At the End of the Day, Only Four Things Matter in the Valley

I met with a European journalist yesterday who asked me to describe what matters in the Valley. I don’t have a long history of being here and, therefore, don’t have much from which to draw, but in the few years I’ve been here, I do feel that every item that truly captures our attention has one or more of the four ingredients below. That is to say, amid all the noise of Twitter, of PR-fueled launches, all the tech and VC blogs and chatter, at the end of the day, the Valley Gods only respect the following four (4) attributes:

  • Pure, Raw Technical Achievement: When the Lytro camera was announced a few years back, everyone stopped to learn more. Incubated at Stanford for years, the creators of Lytro made a significant breakthrough to allow cameras to capture the entire light field and enable post-capture focusing. Given how important digital images have been to the consumer startup culture here, a technical advancement like Lytro instantly captures the attention and respect of the Valley.
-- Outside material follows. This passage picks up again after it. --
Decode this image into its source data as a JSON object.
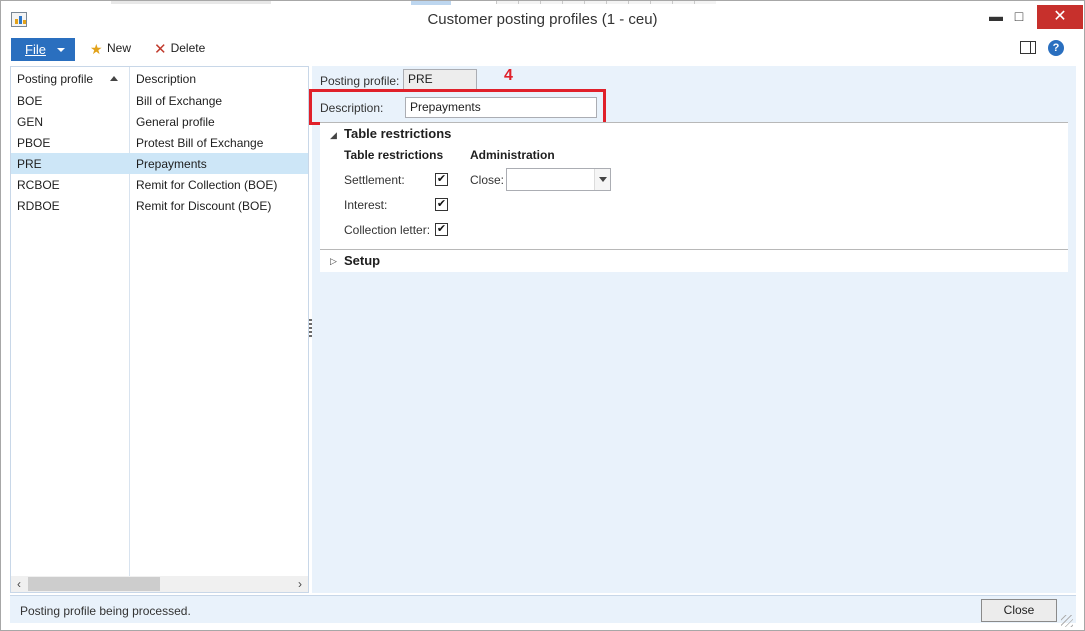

  • Deep, Proven Industry Pedigree: Look at someone like Brett Taylor. In 10 years, he helped co-create Google Maps, co-founded FriendFeed (where he also created Tornado), and was acquired by Facebook where he was their most recent CTO. Now he’s starting his next company and you can bet every single investor was competing like crazy to get a chance to work with someone who had created so many products that touched so many people.
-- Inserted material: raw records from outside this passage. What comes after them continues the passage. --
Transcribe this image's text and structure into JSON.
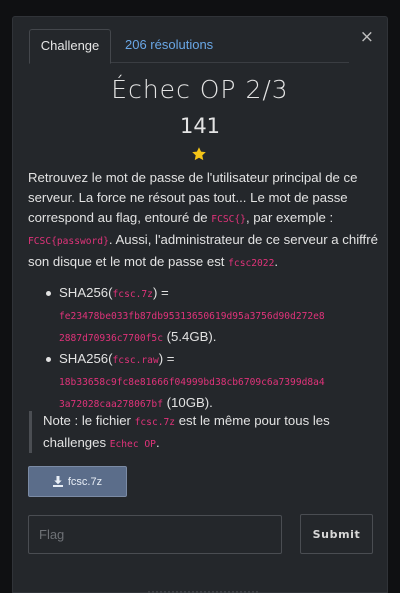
{
  "tabs": {
    "challenge_label": "Challenge",
    "resolutions_label": "206 résolutions"
  },
  "close_label": "×",
  "challenge": {
    "title": "Échec OP 2/3",
    "points": "141",
    "star_color": "#f5c518"
  },
  "description": {
    "p1_a": "Retrouvez le mot de passe de l'utilisateur principal de ce serveur. La force ne résout pas tout... Le mot de passe correspond au flag, entouré de ",
    "code_fcsc": "FCSC{}",
    "p1_b": ", par exemple : ",
    "code_example": "FCSC{password}",
    "p1_c": ". Aussi, l'administrateur de ce serveur a chiffré son disque et le mot de passe est ",
    "code_pw": "fcsc2022",
    "p1_d": "."
  },
  "files": [
    {
      "prefix": "SHA256(",
      "name": "fcsc.7z",
      "suffix": ") =",
      "hash": "fe23478be033fb87db95313650619d95a3756d90d272e82887d70936c7700f5c",
      "size": "(5.4GB)."
    },
    {
      "prefix": "SHA256(",
      "name": "fcsc.raw",
      "suffix": ") =",
      "hash": "18b33658c9fc8e81666f04999bd38cb6709c6a7399d8a43a72028caa278067bf",
      "size": "(10GB)."
    }
  ],
  "note": {
    "text_a": "Note : le fichier ",
    "code_file": "fcsc.7z",
    "text_b": " est le même pour tous les challenges ",
    "code_challenges": "Echec OP",
    "text_c": "."
  },
  "download": {
    "label": "fcsc.7z",
    "icon": "download-icon"
  },
  "flag_form": {
    "placeholder": "Flag",
    "value": "",
    "submit_label": "Submit"
  }
}
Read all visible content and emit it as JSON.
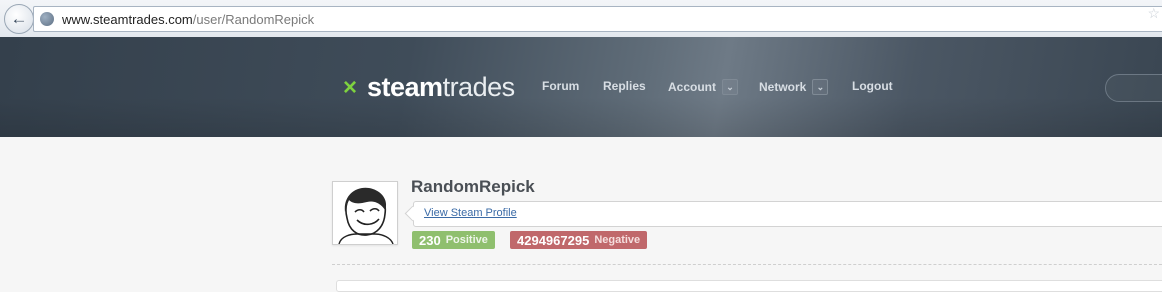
{
  "browser": {
    "url_domain": "www.steamtrades.com",
    "url_path": "/user/RandomRepick"
  },
  "site": {
    "logo_steam": "steam",
    "logo_trades": "trades",
    "nav": {
      "forum": "Forum",
      "replies": "Replies",
      "account": "Account",
      "network": "Network",
      "logout": "Logout"
    }
  },
  "profile": {
    "username": "RandomRepick",
    "steam_link": "View Steam Profile",
    "positive_count": "230",
    "positive_label": "Positive",
    "negative_count": "4294967295",
    "negative_label": "Negative"
  },
  "colors": {
    "logo_accent": "#7ed23f",
    "positive_badge": "#8fbf6e",
    "negative_badge": "#c0686b",
    "link": "#3a6aa6"
  }
}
  • Quality and Sustainability of Profit Margin: There’s a Series A “Crunch,” yes, but what is less discussed is that those startups who do make it into Series A have their work cut out for them to get to Series B, which is really about revenue. But, the way PR works on the tech blogs, we rarely talk about what Bill Gurley refers to as the “quality” of that revenue, such as the difference between gross revenues and net revenues, or margins. Some investors, when negotiating valuation, prefer to model growth based on the net profits, not a run-rate of gross revenue. At the same time, there are other investors and founders who will get excited and pay those prices, but here, it’s simply not good enough to be booking revenue — the revenue itself has to be outstanding in form and shape.
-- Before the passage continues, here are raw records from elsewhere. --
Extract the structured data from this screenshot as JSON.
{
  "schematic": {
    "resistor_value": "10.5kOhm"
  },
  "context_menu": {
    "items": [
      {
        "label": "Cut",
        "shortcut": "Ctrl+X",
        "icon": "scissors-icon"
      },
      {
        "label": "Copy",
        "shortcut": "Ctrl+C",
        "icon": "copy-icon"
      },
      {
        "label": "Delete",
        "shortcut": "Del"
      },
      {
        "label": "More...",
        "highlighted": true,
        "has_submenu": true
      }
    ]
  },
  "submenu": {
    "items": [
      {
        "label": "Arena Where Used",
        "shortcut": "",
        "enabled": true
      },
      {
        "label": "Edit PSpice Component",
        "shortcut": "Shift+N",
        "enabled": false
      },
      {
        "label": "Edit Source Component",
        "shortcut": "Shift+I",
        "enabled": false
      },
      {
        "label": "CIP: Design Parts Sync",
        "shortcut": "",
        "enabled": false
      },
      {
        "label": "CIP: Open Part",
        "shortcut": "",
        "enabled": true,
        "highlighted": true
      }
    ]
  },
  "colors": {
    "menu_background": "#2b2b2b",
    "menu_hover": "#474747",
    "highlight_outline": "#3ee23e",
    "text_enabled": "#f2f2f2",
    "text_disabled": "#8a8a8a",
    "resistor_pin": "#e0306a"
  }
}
  • Rate of User Growth and Adoption: One word to describe this: Pinterest. 99% of people I know well in the Valley don’t use Pinterest at all, but that doesn’t matter one bit. Whether or not people “use” a product in the Valley can create a distorted signal. The news of Pinterest’s latest, massive valuation milestone is circulating and the company is serving so many millions of monthly uniques that they are in the driver’s seat for so many fascinating opportunities down the road. The main reason the Valley respects all of this is because of the growth. Grow or die, and very few products are growing like this.

That’s it. Pick any company over the last five years that has received great attention for a sustained period of time, and they’ll have at least one or more of these attributes. Instagram, Pinterest, Quora, SnapChat, Uber, Airbnb, and so forth. And, the tricky part is that even if a company has one or more of the characteristics, they don’t necessarily persist and last over time. In fact, they can be quite ephemeral. I don’t see many people using Lytro cameras around here (yet?). Maybe this isn’t the best time to leave Facebook and start a new company. Maybe gross receipts are good enough for valuations today, or maybe consumer products hell-bent on growth are only setting themselves to fall short of expectations given the fickle nature of making money from online ads. The truth is we don’t know, and when people don’t know, they tend to speculate or theorize or wax poetic or prognosticate (or pray!), and when it comes to what the Valley Gods truly honor, it all comes down to these four attributes. All else is noise. All the tweets are noise. All the VC blogs and tech blogger hype and banter is noise. This blog is noise. For companies and/or people that become truly great, the formula above must be met. Period.